Fighting Withdrawal: A DCC House Rule

DCC combat greatly simplifies the mess that is Attacks of Opportunity and the various maneuvers and feats to get around them in 3e+: you move out of melee, everybody next to you gets one free attack.   Unfortunately, from my point of view, that works against something  I regard as one of the big pluses of hit point systems: the ability to break off and run when you’ve bitten off more than you can chew or the dice are running hot against you. DCC combat is deadly enough without making retreat nigh impossible unless you were tough enough to just stand there and take it a bunch more rounds anyway.

A fix for this would be to revive one of the rules from back in the Basic D&D era, the Fighting Withdrawal.  In a Fighting Withdrawal you could back up while still fighting,  up to half your movement distance, and the attacker wouldn’t get a free attack (because of the phased move then melee combat in Basic, it didn’t work precisely like that, but it amounted to the same thing).  Phased combat resolution and zones of control have gone the way of the dodo, and mostly good riddance, but it was handy for preventing people from zipping all over the battlefield as if everybody else was time-stopped while you’re doing your thing.

DCC keeps the essence of zones of control rules (you can’t just leave melee when you please), but makes it a little too strict.  On the other hand, allowing a complete half-move while withdrawing is a shade too generous without phased movement and group initiative, since depending on how the initiative rolls went you could have practically everybody else involved in the combat take their turn while there’s still a half-move sized gap between the retreating defender and the attackers.
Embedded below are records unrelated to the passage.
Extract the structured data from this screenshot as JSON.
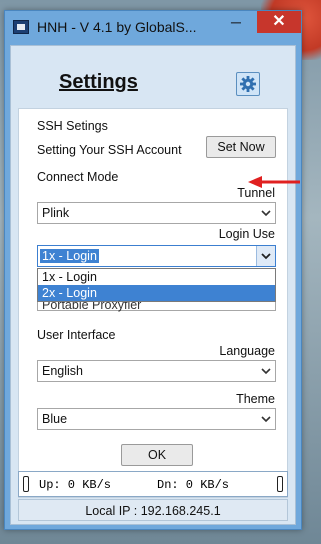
{
  "window": {
    "title": "HNH - V 4.1 by GlobalS..."
  },
  "header": {
    "title": "Settings"
  },
  "ssh": {
    "section_label": "SSH Setings",
    "account_label": "Setting Your SSH Account",
    "set_now_label": "Set Now"
  },
  "connect": {
    "mode_label": "Connect Mode",
    "tunnel_label": "Tunnel",
    "tunnel_value": "Plink",
    "login_use_label": "Login Use",
    "login_use_value": "1x - Login",
    "login_use_options": [
      "1x - Login",
      "2x - Login"
    ],
    "highlighted_option": "2x - Login",
    "hidden_select_value": "Portable Proxyfier"
  },
  "ui": {
    "section_label": "User Interface",
    "language_label": "Language",
    "language_value": "English",
    "theme_label": "Theme",
    "theme_value": "Blue"
  },
  "actions": {
    "ok_label": "OK"
  },
  "status": {
    "up": "Up: 0 KB/s",
    "dn": "Dn: 0 KB/s",
    "local_ip": "Local IP : 192.168.245.1"
  },
  "colors": {
    "accent": "#3e82d2",
    "frame": "#6fa8dc",
    "close": "#c7362c",
    "annotation_arrow": "#e02020"
  }
}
You could allow the attacker to do an immediate follow-up half-move, but then things could get hinky if there’s a big disparity between the movement rates of the defender and attacker or if the move took the following-up attacker past a bunch of other combatants.

TL;DR here’s my  proposed house rule:

You may elect to make a Fighting Withdrawal by taking a single five-foot step to your rear, if there’s room.  The foe may immediately elect to follow up with a single five-foot step of its own; this takes place out of initiative order, and doesn’t count as the foe’s turn, which will happen in the normal initiative order. If this would take the foe out of melee with any of its enemies, they may also immediately take a step to keep it in melee, just as if it had done a Fighting Withdrawal.  If anybody eligible to follow up a Fighting Withdrawal chooses not to follow, the withdrawer is out of melee with them.

I think this lets you do neat things like, say, backing slowly across a bridge while defending yourself, while still being pretty friendly to “theater of the mind” style play where nobody is using miniatures or marking a battle mat.  I’ll be trying this out tonight.

Update: I tried it out and it worked perfectly.  The caster was able to retreat out of combat without getting chopped up while his mates covered for him; it wasn’t a gimme, because the monsters got to decide whether to follow him, but I rolled and they decided the summoned bear that was in their face was a bigger threat.

2 thoughts on “Fighting Withdrawal: A DCC House Rule

  1. Yeah, 3e (and maybe 4, I wouldn’t know) had a 5-foot step rule which let you take one step without attracting an attack but had no rule for following– you really were out of melee from the time you stepped until an enemy’s init rolled around and they closed the distance. I recall that leading to some very game-y situations that made it hard to conceptualize as fluid simultaneous actions, e.g. ranged attacks during that period without worrying about firing into melee.